Le Maître avait essayé d’agir calmement, mais je pouvais dire qu’elle était assez secouée. Il y avait des centaines de soldats qui bordaient la rue principale à eux seuls. Parmi eux, bon nombre étaient déjà morts. Des maisons encore debout avaient été converties en hôpitaux de campagne et j’entendais des cris venant de certains d’entre eux. Il y avait de fortes chances qu’un bon nombre de démons aient été tellement blessés qu’ils avaient besoin d’être amputés. Le Maître s’était retourné vers moi et avait dit : « Il n’y a rien de plus pitoyable que de survivre à une bataille pour mourir de blessure par la suite. Je vais rester ici et m’occuper des soldats. »

« C’est bien beau, mais qu’en est-il du héros ? »

« Je laisse cela entre tes mains compétentes. Si quelque chose d’inattendu se produit, reviens ici. »

Le Maître n’avait même pas attendu ma réponse avant de courir et de lancer de la magie de guérison sur le soldat le plus proche. Elle était plus inquiète pour eux qu’elle ne le laissait croire. « Ressaisissez-vous. Ce n’est pas encore la fin pour vous. »

Connaissant la personnalité du Maître, il n’y avait plus moyen de lui faire changer d’avis.

« Très bien, Maître. J’irai seul, alors. Je vais essayer de revenir dès que possible. »

« Mmmm, fais attention. Je te rejoindrai plus tard. »

Maître était déjà sur son troisième patient. Les deux hobgobelins qu’elle avait guéris clignaient des yeux de surprise et tapotaient leurs blessures guéries.

Je suppose que c’est juste comme ça qu’elle est… Le Maître ne pouvait pas supporter de laisser mourir l’un de ses alliés.

« Faites attention aussi, Maître. Je sais que vous vous inquiétez pour ces gars-là, mais n’utilisez pas autant de mana ou vous finirez par vous effondrer à nouveau. »

« N’ayez pas peur, Tiverit garde cette ville. Je prévois de lui annoncer ma présence plus tard. »

Je m’étais transformé et m’étais glissé hors de la porte principale de Bahen. Je m’étais précipité devant les abondants champs de blé de la ville et m’étais dirigé vers Schverm. L’objectif principal de Bahen étant d’approvisionner Schverm, les deux villes étaient proches l’une de l’autre. Avec une vitesse de loup-garou, j’arriverais à la tombée de la nuit.

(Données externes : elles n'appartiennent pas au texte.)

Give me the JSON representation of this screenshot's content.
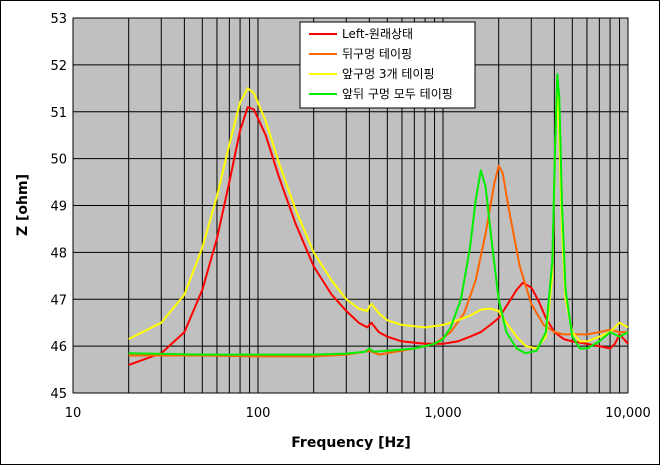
{
  "chart_data": {
    "type": "line",
    "title": "",
    "xlabel": "Frequency [Hz]",
    "ylabel": "Z [ohm]",
    "x_scale": "log",
    "xlim": [
      10,
      10000
    ],
    "ylim": [
      45,
      53
    ],
    "x_ticks": [
      10,
      100,
      1000,
      10000
    ],
    "x_tick_labels": [
      "10",
      "100",
      "1,000",
      "10,000"
    ],
    "y_ticks": [
      45,
      46,
      47,
      48,
      49,
      50,
      51,
      52,
      53
    ],
    "y_tick_labels": [
      "45",
      "46",
      "47",
      "48",
      "49",
      "50",
      "51",
      "52",
      "53"
    ],
    "grid": true,
    "plot_background": "#c0c0c0",
    "legend_position": "top-right",
    "series": [
      {
        "name": "Left-원래상태",
        "color": "#ff0000",
        "points": [
          [
            20,
            45.6
          ],
          [
            30,
            45.85
          ],
          [
            40,
            46.3
          ],
          [
            50,
            47.2
          ],
          [
            60,
            48.3
          ],
          [
            70,
            49.5
          ],
          [
            80,
            50.6
          ],
          [
            88,
            51.1
          ],
          [
            95,
            51.05
          ],
          [
            110,
            50.5
          ],
          [
            130,
            49.6
          ],
          [
            160,
            48.6
          ],
          [
            200,
            47.7
          ],
          [
            250,
            47.1
          ],
          [
            300,
            46.75
          ],
          [
            350,
            46.5
          ],
          [
            390,
            46.4
          ],
          [
            410,
            46.5
          ],
          [
            450,
            46.3
          ],
          [
            500,
            46.2
          ],
          [
            600,
            46.1
          ],
          [
            800,
            46.05
          ],
          [
            1000,
            46.05
          ],
          [
            1200,
            46.1
          ],
          [
            1400,
            46.2
          ],
          [
            1600,
            46.3
          ],
          [
            1800,
            46.45
          ],
          [
            2000,
            46.6
          ],
          [
            2200,
            46.85
          ],
          [
            2500,
            47.2
          ],
          [
            2700,
            47.35
          ],
          [
            3000,
            47.25
          ],
          [
            3300,
            46.95
          ],
          [
            3600,
            46.6
          ],
          [
            4000,
            46.3
          ],
          [
            4500,
            46.15
          ],
          [
            5000,
            46.1
          ],
          [
            6000,
            46.05
          ],
          [
            7000,
            46.0
          ],
          [
            8000,
            45.95
          ],
          [
            8500,
            46.05
          ],
          [
            9000,
            46.25
          ],
          [
            9500,
            46.15
          ],
          [
            10000,
            46.05
          ]
        ]
      },
      {
        "name": "뒤구멍 테이핑",
        "color": "#ff6600",
        "points": [
          [
            20,
            45.8
          ],
          [
            50,
            45.8
          ],
          [
            100,
            45.78
          ],
          [
            200,
            45.78
          ],
          [
            300,
            45.82
          ],
          [
            400,
            45.9
          ],
          [
            450,
            45.82
          ],
          [
            500,
            45.85
          ],
          [
            700,
            45.95
          ],
          [
            900,
            46.05
          ],
          [
            1100,
            46.3
          ],
          [
            1300,
            46.7
          ],
          [
            1500,
            47.4
          ],
          [
            1700,
            48.4
          ],
          [
            1900,
            49.5
          ],
          [
            2000,
            49.85
          ],
          [
            2100,
            49.7
          ],
          [
            2300,
            48.8
          ],
          [
            2600,
            47.7
          ],
          [
            3000,
            46.9
          ],
          [
            3500,
            46.45
          ],
          [
            4000,
            46.3
          ],
          [
            4500,
            46.25
          ],
          [
            5000,
            46.25
          ],
          [
            6000,
            46.25
          ],
          [
            7000,
            46.3
          ],
          [
            8000,
            46.35
          ],
          [
            9000,
            46.3
          ],
          [
            10000,
            46.3
          ]
        ]
      },
      {
        "name": "앞구멍 3개 테이핑",
        "color": "#ffff00",
        "points": [
          [
            20,
            46.15
          ],
          [
            30,
            46.5
          ],
          [
            40,
            47.1
          ],
          [
            50,
            48.1
          ],
          [
            60,
            49.2
          ],
          [
            70,
            50.3
          ],
          [
            80,
            51.2
          ],
          [
            88,
            51.5
          ],
          [
            95,
            51.4
          ],
          [
            110,
            50.8
          ],
          [
            130,
            49.9
          ],
          [
            160,
            48.9
          ],
          [
            200,
            48.0
          ],
          [
            250,
            47.4
          ],
          [
            300,
            47.0
          ],
          [
            350,
            46.8
          ],
          [
            390,
            46.75
          ],
          [
            400,
            46.85
          ],
          [
            410,
            46.9
          ],
          [
            450,
            46.7
          ],
          [
            500,
            46.55
          ],
          [
            600,
            46.45
          ],
          [
            800,
            46.4
          ],
          [
            1000,
            46.45
          ],
          [
            1200,
            46.55
          ],
          [
            1400,
            46.65
          ],
          [
            1600,
            46.78
          ],
          [
            1800,
            46.8
          ],
          [
            2000,
            46.75
          ],
          [
            2200,
            46.5
          ],
          [
            2500,
            46.2
          ],
          [
            2800,
            46.0
          ],
          [
            3200,
            45.95
          ],
          [
            3600,
            46.2
          ],
          [
            3900,
            47.5
          ],
          [
            4050,
            50.5
          ],
          [
            4150,
            51.5
          ],
          [
            4250,
            50.5
          ],
          [
            4400,
            48.5
          ],
          [
            4600,
            47.0
          ],
          [
            5000,
            46.3
          ],
          [
            5500,
            46.1
          ],
          [
            6000,
            46.1
          ],
          [
            7000,
            46.2
          ],
          [
            8000,
            46.3
          ],
          [
            9000,
            46.5
          ],
          [
            10000,
            46.4
          ]
        ]
      },
      {
        "name": "앞뒤 구멍 모두 테이핑",
        "color": "#00ee00",
        "points": [
          [
            20,
            45.85
          ],
          [
            50,
            45.82
          ],
          [
            100,
            45.82
          ],
          [
            200,
            45.82
          ],
          [
            300,
            45.84
          ],
          [
            380,
            45.88
          ],
          [
            400,
            45.95
          ],
          [
            420,
            45.88
          ],
          [
            500,
            45.9
          ],
          [
            700,
            45.95
          ],
          [
            900,
            46.05
          ],
          [
            1000,
            46.15
          ],
          [
            1100,
            46.4
          ],
          [
            1250,
            47.0
          ],
          [
            1400,
            48.1
          ],
          [
            1500,
            49.1
          ],
          [
            1600,
            49.75
          ],
          [
            1700,
            49.4
          ],
          [
            1850,
            48.1
          ],
          [
            2000,
            47.0
          ],
          [
            2200,
            46.3
          ],
          [
            2500,
            45.95
          ],
          [
            2800,
            45.85
          ],
          [
            3200,
            45.9
          ],
          [
            3600,
            46.3
          ],
          [
            3900,
            47.8
          ],
          [
            4050,
            50.5
          ],
          [
            4150,
            51.8
          ],
          [
            4250,
            51.3
          ],
          [
            4400,
            49.0
          ],
          [
            4600,
            47.2
          ],
          [
            5000,
            46.2
          ],
          [
            5500,
            45.95
          ],
          [
            6000,
            45.95
          ],
          [
            7000,
            46.1
          ],
          [
            8000,
            46.3
          ],
          [
            9000,
            46.2
          ],
          [
            10000,
            46.3
          ]
        ]
      }
    ]
  }
}
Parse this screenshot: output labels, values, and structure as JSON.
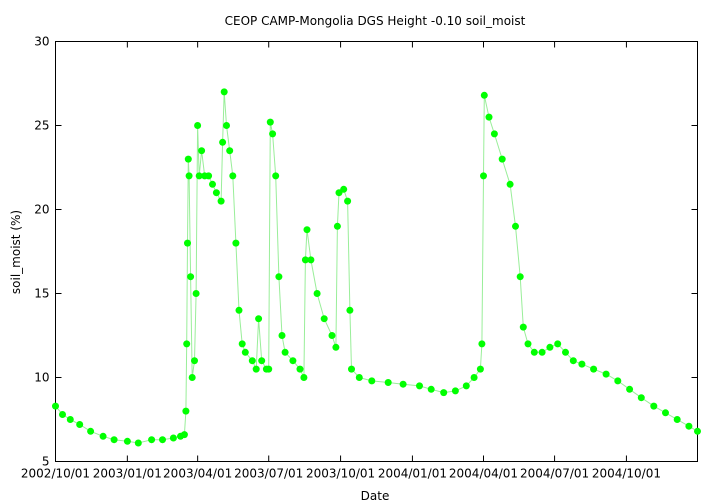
{
  "chart_data": {
    "type": "scatter",
    "title": "CEOP CAMP-Mongolia DGS Height -0.10 soil_moist",
    "xlabel": "Date",
    "ylabel": "soil_moist (%)",
    "xlim": [
      "2002-10-01",
      "2004-12-31"
    ],
    "ylim": [
      5,
      30
    ],
    "y_ticks": [
      5,
      10,
      15,
      20,
      25,
      30
    ],
    "x_tick_labels": [
      "2002/10/01",
      "2003/01/01",
      "2003/04/01",
      "2003/07/01",
      "2003/10/01",
      "2004/01/01",
      "2004/04/01",
      "2004/07/01",
      "2004/10/01"
    ],
    "x_ticks": [
      "2002-10-01",
      "2003-01-01",
      "2003-04-01",
      "2003-07-01",
      "2003-10-01",
      "2004-01-01",
      "2004-04-01",
      "2004-07-01",
      "2004-10-01"
    ],
    "grid": false,
    "series": [
      {
        "name": "soil_moist",
        "color": "#00ff00",
        "marker": "circle",
        "points": [
          [
            "2002-10-01",
            8.3
          ],
          [
            "2002-10-10",
            7.8
          ],
          [
            "2002-10-20",
            7.5
          ],
          [
            "2002-11-01",
            7.2
          ],
          [
            "2002-11-15",
            6.8
          ],
          [
            "2002-12-01",
            6.5
          ],
          [
            "2002-12-15",
            6.3
          ],
          [
            "2003-01-01",
            6.2
          ],
          [
            "2003-01-15",
            6.1
          ],
          [
            "2003-02-01",
            6.3
          ],
          [
            "2003-02-15",
            6.3
          ],
          [
            "2003-03-01",
            6.4
          ],
          [
            "2003-03-10",
            6.5
          ],
          [
            "2003-03-15",
            6.6
          ],
          [
            "2003-03-17",
            8.0
          ],
          [
            "2003-03-18",
            12.0
          ],
          [
            "2003-03-19",
            18.0
          ],
          [
            "2003-03-20",
            23.0
          ],
          [
            "2003-03-21",
            22.0
          ],
          [
            "2003-03-23",
            16.0
          ],
          [
            "2003-03-25",
            10.0
          ],
          [
            "2003-03-28",
            11.0
          ],
          [
            "2003-03-30",
            15.0
          ],
          [
            "2003-04-01",
            25.0
          ],
          [
            "2003-04-03",
            22.0
          ],
          [
            "2003-04-06",
            23.5
          ],
          [
            "2003-04-10",
            22.0
          ],
          [
            "2003-04-15",
            22.0
          ],
          [
            "2003-04-20",
            21.5
          ],
          [
            "2003-04-25",
            21.0
          ],
          [
            "2003-05-01",
            20.5
          ],
          [
            "2003-05-03",
            24.0
          ],
          [
            "2003-05-05",
            27.0
          ],
          [
            "2003-05-08",
            25.0
          ],
          [
            "2003-05-12",
            23.5
          ],
          [
            "2003-05-16",
            22.0
          ],
          [
            "2003-05-20",
            18.0
          ],
          [
            "2003-05-24",
            14.0
          ],
          [
            "2003-05-28",
            12.0
          ],
          [
            "2003-06-01",
            11.5
          ],
          [
            "2003-06-10",
            11.0
          ],
          [
            "2003-06-15",
            10.5
          ],
          [
            "2003-06-18",
            13.5
          ],
          [
            "2003-06-22",
            11.0
          ],
          [
            "2003-06-28",
            10.5
          ],
          [
            "2003-07-01",
            10.5
          ],
          [
            "2003-07-03",
            25.2
          ],
          [
            "2003-07-06",
            24.5
          ],
          [
            "2003-07-10",
            22.0
          ],
          [
            "2003-07-14",
            16.0
          ],
          [
            "2003-07-18",
            12.5
          ],
          [
            "2003-07-22",
            11.5
          ],
          [
            "2003-08-01",
            11.0
          ],
          [
            "2003-08-10",
            10.5
          ],
          [
            "2003-08-15",
            10.0
          ],
          [
            "2003-08-17",
            17.0
          ],
          [
            "2003-08-19",
            18.8
          ],
          [
            "2003-08-24",
            17.0
          ],
          [
            "2003-09-01",
            15.0
          ],
          [
            "2003-09-10",
            13.5
          ],
          [
            "2003-09-20",
            12.5
          ],
          [
            "2003-09-25",
            11.8
          ],
          [
            "2003-09-27",
            19.0
          ],
          [
            "2003-09-29",
            21.0
          ],
          [
            "2003-10-05",
            21.2
          ],
          [
            "2003-10-10",
            20.5
          ],
          [
            "2003-10-13",
            14.0
          ],
          [
            "2003-10-15",
            10.5
          ],
          [
            "2003-10-25",
            10.0
          ],
          [
            "2003-11-10",
            9.8
          ],
          [
            "2003-12-01",
            9.7
          ],
          [
            "2003-12-20",
            9.6
          ],
          [
            "2004-01-10",
            9.5
          ],
          [
            "2004-01-25",
            9.3
          ],
          [
            "2004-02-10",
            9.1
          ],
          [
            "2004-02-25",
            9.2
          ],
          [
            "2004-03-10",
            9.5
          ],
          [
            "2004-03-20",
            10.0
          ],
          [
            "2004-03-28",
            10.5
          ],
          [
            "2004-03-30",
            12.0
          ],
          [
            "2004-04-01",
            22.0
          ],
          [
            "2004-04-02",
            26.8
          ],
          [
            "2004-04-08",
            25.5
          ],
          [
            "2004-04-15",
            24.5
          ],
          [
            "2004-04-25",
            23.0
          ],
          [
            "2004-05-05",
            21.5
          ],
          [
            "2004-05-12",
            19.0
          ],
          [
            "2004-05-18",
            16.0
          ],
          [
            "2004-05-22",
            13.0
          ],
          [
            "2004-05-28",
            12.0
          ],
          [
            "2004-06-05",
            11.5
          ],
          [
            "2004-06-15",
            11.5
          ],
          [
            "2004-06-25",
            11.8
          ],
          [
            "2004-07-05",
            12.0
          ],
          [
            "2004-07-15",
            11.5
          ],
          [
            "2004-07-25",
            11.0
          ],
          [
            "2004-08-05",
            10.8
          ],
          [
            "2004-08-20",
            10.5
          ],
          [
            "2004-09-05",
            10.2
          ],
          [
            "2004-09-20",
            9.8
          ],
          [
            "2004-10-05",
            9.3
          ],
          [
            "2004-10-20",
            8.8
          ],
          [
            "2004-11-05",
            8.3
          ],
          [
            "2004-11-20",
            7.9
          ],
          [
            "2004-12-05",
            7.5
          ],
          [
            "2004-12-20",
            7.1
          ],
          [
            "2004-12-31",
            6.8
          ]
        ]
      }
    ]
  }
}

Comme prévu, j’avais atteint les murs de Schverm peu après le coucher du soleil. Bahen avait été gravement ravagé par le deuxième régiment, et Schverm n’était pas en meilleure condition. Les murs dont la ville était fière avaient été détruits et ils ne seraient pas un obstacle en cas de siège. Je vois, c’est parce que la ville est difficile à défendre maintenant que l’armée meraldienne ne peut pas s’engager dans une attaque totale.

Selon Mao, son peuple s’était déjà infiltré dans la ville. Il m’avait montré comment les contacter, donc il vaudrait probablement mieux que je comprenne d’abord la situation actuelle de la ville. Cependant, je n’avais toujours pas confiance en Mao. Si la ville était dans cet état, il serait peut-être plus sage de revenir à ma forme humaine et de le découvrir moi-même.

Ouais, je pense que c’est ce que je vais faire après tout. Je n’aurais contacté les agents de Mao qu’après avoir fait ma propre reconnaissance. De cette façon, même si j’avais été trahi, je pourrais quand même repartir avec des informations concrètes. Et si les hommes de Mao essayaient de me donner de faux renseignements, je pourrais le dire tout de suite. J’étais retourné à ma forme humaine et j’avais revêtu le costume local que j’avais préparé. J’avais grimpé sur l’une des sections détruites du mur et m’étais glissé dans la ville.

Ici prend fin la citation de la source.